Fenerbahçe'nin sağ kanadı da işlemedi bugün. Gökhan'ın sakatlığı, Topuz'u da etkiledi. Beşiktaş daha çok kullanmayı düşünmeliydi bu kanadı. Belki de kalan 30 dakikada kullanacaktı. Kim bilir?

Bundan sonra Beşiktaş ne yapabilir?
Beşiktaş, geçen yılın Galatasaray'ı gibi kaliteyi arttırayım derken, orantısız kilo alan ve vücut ölçüleri şaşan bir hastaya çevirdi kadroyu. Golcü olarak alınan Almeida pek de golcü bir oyuncu değildir. Kaçırdığı golde de bunu çok net gösterdi. Niçin alındı hâlâ anlamıyorum. Bir de işin içinde fon meselesi var. Bir daha Beşiktaş'a geldiği bonservisle satılamayacağı kesin olan bir futbolcudan kim pay alır acayip merak içerisindeyim. Neyse maça dönelim; Orta sahada rahattı Beşiktaş bugün. Maça Necipli başlamak Kara Kartallar'ı zaman zaman sıkıntıya soksa da oyun içinde görüldü ki en mantıklı hamleydi. Kırmızı kart nedeniyle çok da şey söylemek istemiyorum ama bu maç 3 puan kaybından daha çok şey kaybettirecek Beşiktaş'a. Israrla önümüzdeki senenin kadrosunu kuruyoruz diyen Demirören, taraftarın gözünden şampiyonluğu bir kenara koymayı başardı ama ilk 4'e girilemezse Avrupa Kupaları ne olacak? Fenerbahçe'nin Yeni Malatyaspor mucizesi gibi bir mucize lazım siyah-beyazlılara. Kupada kaybedecek başka bir şeyi kalmayan Galatasaray ile eşleşebilirler. Sanırım Fenerbahçe'nin alaması dışında başka bir anlamı daha olmaya başladı Türkiye Kupası'nın. Bizi kıran kırana bir Beşiktaş-Galatasaray derbisi bekliyor gibi.


Son söz;
Müthiş bir derbi oldu. DVD'si edinlip arşive koyulası bir maç. Maç öncesi postunu noktalarken, "Dileğimiz hakem hatalarıyla kafa ağrıtmayan, güzel ve Fenerbahçe'nin kazanacağı bir derbi" olsundu.

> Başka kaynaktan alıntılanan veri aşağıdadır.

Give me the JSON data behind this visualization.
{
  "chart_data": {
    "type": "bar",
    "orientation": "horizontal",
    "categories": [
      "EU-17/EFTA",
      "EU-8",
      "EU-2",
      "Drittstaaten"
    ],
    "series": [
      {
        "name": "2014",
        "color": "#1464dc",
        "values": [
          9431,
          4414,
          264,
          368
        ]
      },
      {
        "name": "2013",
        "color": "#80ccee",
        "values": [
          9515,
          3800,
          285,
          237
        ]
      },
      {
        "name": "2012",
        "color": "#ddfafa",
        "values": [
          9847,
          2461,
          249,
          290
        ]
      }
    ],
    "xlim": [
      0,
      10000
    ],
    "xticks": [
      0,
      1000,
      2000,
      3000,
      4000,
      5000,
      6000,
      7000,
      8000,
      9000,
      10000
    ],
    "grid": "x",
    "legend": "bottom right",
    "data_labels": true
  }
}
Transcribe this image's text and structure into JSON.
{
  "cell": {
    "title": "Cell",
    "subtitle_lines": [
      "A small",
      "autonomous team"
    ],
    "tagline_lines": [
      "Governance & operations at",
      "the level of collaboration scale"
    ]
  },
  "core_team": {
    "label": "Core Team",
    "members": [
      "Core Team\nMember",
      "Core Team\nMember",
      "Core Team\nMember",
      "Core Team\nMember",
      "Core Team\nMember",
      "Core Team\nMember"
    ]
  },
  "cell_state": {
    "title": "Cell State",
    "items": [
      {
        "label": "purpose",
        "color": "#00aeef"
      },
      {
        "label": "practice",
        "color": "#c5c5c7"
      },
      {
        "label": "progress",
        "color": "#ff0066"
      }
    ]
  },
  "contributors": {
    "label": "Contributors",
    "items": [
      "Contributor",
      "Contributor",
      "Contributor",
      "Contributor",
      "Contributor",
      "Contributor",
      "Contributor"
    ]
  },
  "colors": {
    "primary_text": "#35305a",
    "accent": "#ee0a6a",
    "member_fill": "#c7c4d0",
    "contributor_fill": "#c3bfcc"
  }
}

Hakem dışında tutturduk. Eh hakemi oraya eklememizin de bir sebebi var değil mi. En azından Cüneyt Çakır bugün kendi kafasını ağrıttı. 
Fenerbahçe kritik bir virajı daha döndü. Nispeten kolay 3 maçı var. Kasımpaşa(Ev), Gençlerbirliği(Dep.) ve Konya(Ev). Sonrasında Galatasaray deplasmanı. Firesiz gelerek TT Arena'ya çıkılması gerekiyor. Sezonun bence en zor maçı bu deplasman. O maçta neler olabileceğini şimdiden kestirmek zor. Aynı periyotta Trabzonspor'un Manisaspor, Kayseri, Beşiktaş ve Kasımpaşa maçları var. Puan kaybı en muhtemel maçlar bunlar. Fenerbahçe açısından, TT Arena'ya beraberlik opsiyonu ile gitmek çok önemli.